Levinson ("Wag the Dog") and veteran producer Linson (working from his memoir, "What Just Happened: Bitter Tales from the Hollywood Front Line") certainly attracted a lot of talent to this project, and they certainly know their turf. But what could be more pointless than a bad movie about the compromises, back stabbing and ego clashes that create bad movies in Hollywood?
Among other lessons, "What Just Happened" demonstrates that handheld camerawork -- a faux-documentary style that conveys anxiety and dread -- is not funny. The movie also shows that De Niro is no longer an automatically intriguing screen presence; we're never sure why we're supposed to be interested in the dull narrator/character he plays here.

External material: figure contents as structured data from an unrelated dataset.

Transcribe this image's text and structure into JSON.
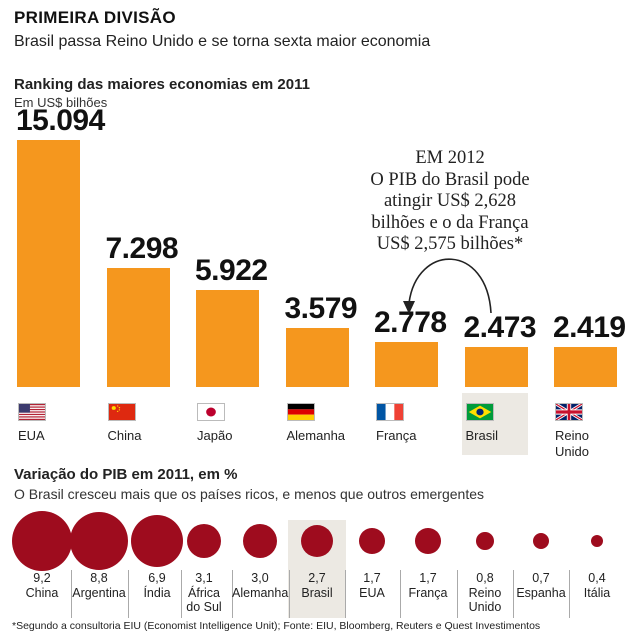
{
  "header": {
    "title": "PRIMEIRA DIVISÃO",
    "subtitle": "Brasil passa Reino Unido e se torna sexta maior economia"
  },
  "ranking": {
    "title": "Ranking das maiores economias em 2011",
    "unit": "Em US$ bilhões"
  },
  "callout": {
    "line1": "EM 2012",
    "line2": "O PIB do Brasil pode",
    "line3": "atingir US$ 2,628",
    "line4": "bilhões e o da França",
    "line5": "US$ 2,575 bilhões*"
  },
  "variation": {
    "title": "Variação do PIB em 2011, em %",
    "subtitle": "O Brasil cresceu mais que os países ricos, e menos que outros emergentes"
  },
  "footnote": "*Segundo a consultoria EIU (Economist Intelligence Unit); Fonte: EIU, Bloomberg, Reuters e Quest Investimentos",
  "colors": {
    "bar": "#f5971e",
    "bubble": "#9e0c1e",
    "highlight": "#ece9e3"
  },
  "chart_data": [
    {
      "type": "bar",
      "title": "Ranking das maiores economias em 2011",
      "ylabel": "Em US$ bilhões",
      "categories": [
        "EUA",
        "China",
        "Japão",
        "Alemanha",
        "França",
        "Brasil",
        "Reino Unido"
      ],
      "category_lines": [
        [
          "EUA"
        ],
        [
          "China"
        ],
        [
          "Japão"
        ],
        [
          "Alemanha"
        ],
        [
          "França"
        ],
        [
          "Brasil"
        ],
        [
          "Reino",
          "Unido"
        ]
      ],
      "value_labels": [
        "15.094",
        "7.298",
        "5.922",
        "3.579",
        "2.778",
        "2.473",
        "2.419"
      ],
      "values": [
        15094,
        7298,
        5922,
        3579,
        2778,
        2473,
        2419
      ],
      "flags": [
        "us-flag-icon",
        "china-flag-icon",
        "japan-flag-icon",
        "germany-flag-icon",
        "france-flag-icon",
        "brazil-flag-icon",
        "uk-flag-icon"
      ],
      "highlight": "Brasil"
    },
    {
      "type": "scatter",
      "title": "Variação do PIB em 2011, em %",
      "categories": [
        "China",
        "Argentina",
        "Índia",
        "África do Sul",
        "Alemanha",
        "Brasil",
        "EUA",
        "França",
        "Reino Unido",
        "Espanha",
        "Itália"
      ],
      "category_lines": [
        [
          "China"
        ],
        [
          "Argentina"
        ],
        [
          "Índia"
        ],
        [
          "África",
          "do Sul"
        ],
        [
          "Alemanha"
        ],
        [
          "Brasil"
        ],
        [
          "EUA"
        ],
        [
          "França"
        ],
        [
          "Reino",
          "Unido"
        ],
        [
          "Espanha"
        ],
        [
          "Itália"
        ]
      ],
      "value_labels": [
        "9,2",
        "8,8",
        "6,9",
        "3,1",
        "3,0",
        "2,7",
        "1,7",
        "1,7",
        "0,8",
        "0,7",
        "0,4"
      ],
      "values": [
        9.2,
        8.8,
        6.9,
        3.1,
        3.0,
        2.7,
        1.7,
        1.7,
        0.8,
        0.7,
        0.4
      ],
      "highlight": "Brasil"
    }
  ]
}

From what we see, Ben is making bad movies, whether his action hero is clean shaven or not, or whether test audiences approve of his films or not. (One subplot involves Ben's efforts to convince an arty British director to remove an audience-alienating dog-killing scene from his new movie.) Says Willis to Ben: "You're just a producer. ... The mayonnaise in a bad sandwich."
At the end of "Sunset Boulevard" -- a great Hollywood-produced satire of Hollywood (the recent "Tropic Thunder," believe it or not, is another) -- the narrator, Joe Gillis, finds himself dead in a swimming pool. At the end of "What Just Happened," the narrator finds himself taking part in a Vanity Fair photo shoot as one of the 30 most powerful producers in Hollywood. But he's humiliated, because he's been relegated to the margin of the photo. Gillis probably wouldn't sympathize, and neither did I.